The study was performed at the V.A. Nasonova Research Institute of Rheumatology within the framework of the fundamental topic FURS-2022–003

Background Systemic lupus erythematosus (SLE) is a multi-system autoimmune disease, characterized by hyperactive T and B cells, autoantibody production, immune complex deposition and multi-organ damage. The antiphospholipid syndrome (APS), initially described in SLE, occurs in 20–35% of patients with this condition and conveys a worse prognosis.

Purpose To evaluate the effect of antiphospholipid antibodies (aPL) on the activity and the damage index (DI) of SLE.

Methods The study included 112 patients with SLE (94 women and 18 men), of which 50 (45%) patients with SLE and APS and 62 (55%) patients with SLE. Mean age was 36.0 [26.5–44.5], disease duration was 7.6 [2.7–17.5]. All patients were determined by C3 and C4 complement components, IgG-, IgM-anti-cardiolipin (aCL), IgG-, IgM-anti-β2-glycoprotein (aß2GP1), IgG-, IgM-antibodies to the phosphatidylserine/prothrombin complex (aPS/PT) by enzyme immunoassay (ELISA) and IgG-, IgM-, IgA-aCL-, IgG-, IgM-, IgA-aß2GP1, IgG-aß2HP1-Domen1 (aß2HP1-D1) by chemiluminescence analysis (CLA). The activity of SLE was assessed on a scale SLE Disease Activity Index-2000 (SLEDAI-2K). The Systemic Lupus International Collaborating Clinics/American College of Rheumatology (SLICC/ACR) DI was developed to assess an ongoing reflection of disease activity in SLE patients and to measure irreversible damage resulting from SLE disease activity and its treatment.

Results Patients were divided into 5 groups depending on the activity of SLE: no activity (SLEDAI =0) – 12 patients (11%), low activity (SLEDAI 1–5) – 48 patients (43%), moderate activity (SLEDAI 6–10) – 24 patients (21%), high activity (SLEDAI 11–19) – 18 patients (16%), very high activity (SLEDAI >20) – 10 patients (9%).

All patients were divided into 4 groups depending on the severity of damage: no damage (0) – 61 patients (54%), low DI (1) – 19 patients (17%), moderate DI (2–4) – 28 patients (25%), high DI (>4) – 4 patients (4%). Mean SLICC/ACR DI in patients with SLE and APS was 1,66±1,8 and in patients with SLE was 0,72±1,39.

Based on the average values of the control group for the determination of IgA aCL, IgA aß2-GP1 and IgG/IgM aFs/Pt, the levels of positivity were allocated according to the formulas (including manufacturer’s values): arithmetic mean (M) + 3 or 5 standard deviations (SD): M+3SD and M+5SD. The obtained norms are: aß2HP1-D1>19 chemiluminescent units (CU), IgA aCL>18,9 CU, IgA aß2-GP1>20,0 CU, IgG aPS/PT>73,0U/ml, IgM aPS/PT>18,0U/ml.

The SLE activity depending on antiphospholipid antibodies and hypocomplementemia is presented in Table 1.

Conclusions In patients with SLE, SLEDAI-2k is significantly higher than in patients with SLE and APS (p=0,01).
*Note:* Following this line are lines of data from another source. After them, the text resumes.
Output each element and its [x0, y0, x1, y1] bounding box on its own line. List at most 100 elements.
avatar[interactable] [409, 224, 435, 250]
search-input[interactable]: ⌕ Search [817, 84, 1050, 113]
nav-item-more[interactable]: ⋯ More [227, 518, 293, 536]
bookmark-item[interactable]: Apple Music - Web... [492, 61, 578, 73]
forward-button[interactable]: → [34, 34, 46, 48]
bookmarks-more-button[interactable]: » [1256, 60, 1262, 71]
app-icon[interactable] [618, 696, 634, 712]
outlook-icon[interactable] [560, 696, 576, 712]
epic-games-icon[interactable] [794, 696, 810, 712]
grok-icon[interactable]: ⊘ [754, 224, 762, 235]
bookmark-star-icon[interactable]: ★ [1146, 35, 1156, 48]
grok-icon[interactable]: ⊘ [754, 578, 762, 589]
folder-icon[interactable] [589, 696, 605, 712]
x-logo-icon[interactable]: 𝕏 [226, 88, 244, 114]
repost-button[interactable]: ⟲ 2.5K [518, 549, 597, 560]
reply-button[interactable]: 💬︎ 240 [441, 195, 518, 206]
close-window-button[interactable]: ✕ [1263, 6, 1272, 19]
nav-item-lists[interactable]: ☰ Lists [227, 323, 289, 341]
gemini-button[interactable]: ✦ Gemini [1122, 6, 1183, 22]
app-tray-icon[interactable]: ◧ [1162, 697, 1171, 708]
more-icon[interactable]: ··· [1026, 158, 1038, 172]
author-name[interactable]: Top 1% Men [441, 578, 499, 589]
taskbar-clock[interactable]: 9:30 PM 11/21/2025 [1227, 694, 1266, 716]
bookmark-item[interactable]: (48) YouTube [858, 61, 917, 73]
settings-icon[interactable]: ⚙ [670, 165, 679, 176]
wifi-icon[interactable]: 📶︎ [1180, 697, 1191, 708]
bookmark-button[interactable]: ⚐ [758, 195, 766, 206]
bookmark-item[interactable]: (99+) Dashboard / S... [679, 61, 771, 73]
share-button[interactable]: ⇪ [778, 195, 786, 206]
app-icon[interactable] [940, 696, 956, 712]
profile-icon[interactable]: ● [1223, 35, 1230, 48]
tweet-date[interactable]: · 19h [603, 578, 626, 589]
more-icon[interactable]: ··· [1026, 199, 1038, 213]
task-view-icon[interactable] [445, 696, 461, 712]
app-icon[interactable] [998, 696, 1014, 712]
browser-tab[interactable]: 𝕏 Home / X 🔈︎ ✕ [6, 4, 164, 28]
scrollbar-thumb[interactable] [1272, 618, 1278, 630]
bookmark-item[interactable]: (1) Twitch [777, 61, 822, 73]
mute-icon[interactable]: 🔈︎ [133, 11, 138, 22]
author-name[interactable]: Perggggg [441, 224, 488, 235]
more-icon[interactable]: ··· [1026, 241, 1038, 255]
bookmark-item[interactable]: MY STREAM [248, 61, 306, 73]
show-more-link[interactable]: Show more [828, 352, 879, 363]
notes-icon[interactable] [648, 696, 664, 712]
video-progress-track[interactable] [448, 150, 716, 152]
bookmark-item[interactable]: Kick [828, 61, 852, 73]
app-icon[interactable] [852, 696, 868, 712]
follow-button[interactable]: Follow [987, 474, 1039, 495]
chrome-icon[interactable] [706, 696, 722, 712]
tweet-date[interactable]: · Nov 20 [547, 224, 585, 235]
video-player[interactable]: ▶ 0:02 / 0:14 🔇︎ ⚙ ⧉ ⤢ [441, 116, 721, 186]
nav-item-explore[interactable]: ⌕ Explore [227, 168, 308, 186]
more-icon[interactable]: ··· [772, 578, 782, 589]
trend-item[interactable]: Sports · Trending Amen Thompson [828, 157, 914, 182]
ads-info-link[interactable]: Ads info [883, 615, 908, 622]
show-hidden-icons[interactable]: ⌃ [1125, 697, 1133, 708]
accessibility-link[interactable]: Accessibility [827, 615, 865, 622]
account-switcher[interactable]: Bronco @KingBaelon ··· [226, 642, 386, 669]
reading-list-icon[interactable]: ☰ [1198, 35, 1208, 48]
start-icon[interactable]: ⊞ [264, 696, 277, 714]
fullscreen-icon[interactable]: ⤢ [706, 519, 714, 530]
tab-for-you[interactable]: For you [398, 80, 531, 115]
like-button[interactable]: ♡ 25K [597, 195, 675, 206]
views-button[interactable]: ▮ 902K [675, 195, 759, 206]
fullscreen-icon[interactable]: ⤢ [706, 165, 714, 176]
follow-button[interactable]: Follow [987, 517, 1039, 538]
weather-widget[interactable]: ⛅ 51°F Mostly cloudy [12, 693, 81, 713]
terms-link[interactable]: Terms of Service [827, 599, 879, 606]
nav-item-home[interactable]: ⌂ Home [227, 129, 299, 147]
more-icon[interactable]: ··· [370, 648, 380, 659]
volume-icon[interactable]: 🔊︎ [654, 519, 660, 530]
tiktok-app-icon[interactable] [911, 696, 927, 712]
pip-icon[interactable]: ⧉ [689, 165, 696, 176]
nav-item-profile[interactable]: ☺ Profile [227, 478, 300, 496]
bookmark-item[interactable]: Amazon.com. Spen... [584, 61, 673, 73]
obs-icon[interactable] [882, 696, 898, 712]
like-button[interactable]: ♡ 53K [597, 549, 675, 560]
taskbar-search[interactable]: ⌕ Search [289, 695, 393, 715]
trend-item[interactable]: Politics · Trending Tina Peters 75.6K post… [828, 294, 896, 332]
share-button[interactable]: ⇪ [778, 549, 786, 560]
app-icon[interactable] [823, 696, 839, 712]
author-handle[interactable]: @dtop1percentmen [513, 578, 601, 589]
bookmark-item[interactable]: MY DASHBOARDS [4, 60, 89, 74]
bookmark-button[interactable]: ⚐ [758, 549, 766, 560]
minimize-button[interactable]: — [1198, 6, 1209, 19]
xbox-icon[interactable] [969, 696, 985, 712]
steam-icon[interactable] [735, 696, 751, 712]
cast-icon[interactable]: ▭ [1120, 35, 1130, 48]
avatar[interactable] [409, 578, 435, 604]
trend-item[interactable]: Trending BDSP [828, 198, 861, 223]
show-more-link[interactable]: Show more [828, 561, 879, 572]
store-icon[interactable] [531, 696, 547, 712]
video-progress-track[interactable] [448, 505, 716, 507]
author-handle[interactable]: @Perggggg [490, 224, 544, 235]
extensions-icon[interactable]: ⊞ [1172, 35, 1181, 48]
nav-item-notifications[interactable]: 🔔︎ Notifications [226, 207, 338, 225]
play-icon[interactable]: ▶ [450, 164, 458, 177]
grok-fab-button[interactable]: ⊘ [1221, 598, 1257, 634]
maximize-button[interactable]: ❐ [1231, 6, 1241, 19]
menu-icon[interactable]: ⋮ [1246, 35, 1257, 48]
In patients with SLE and APS, SLICC/ACR DI and moderate DI were significantly higher than in patients with SLE (p=0,002 and p=0,02 respectively). Hypocomplementemia C3 and C4 and positivity by IgG-aCL, IgG-aß2GP1 by ELISA, IgG-aß2HP1-D1, IgG aPS/PT, IgM aPS/PT were significantly associated with SLE activity according to SLEDAI-2K.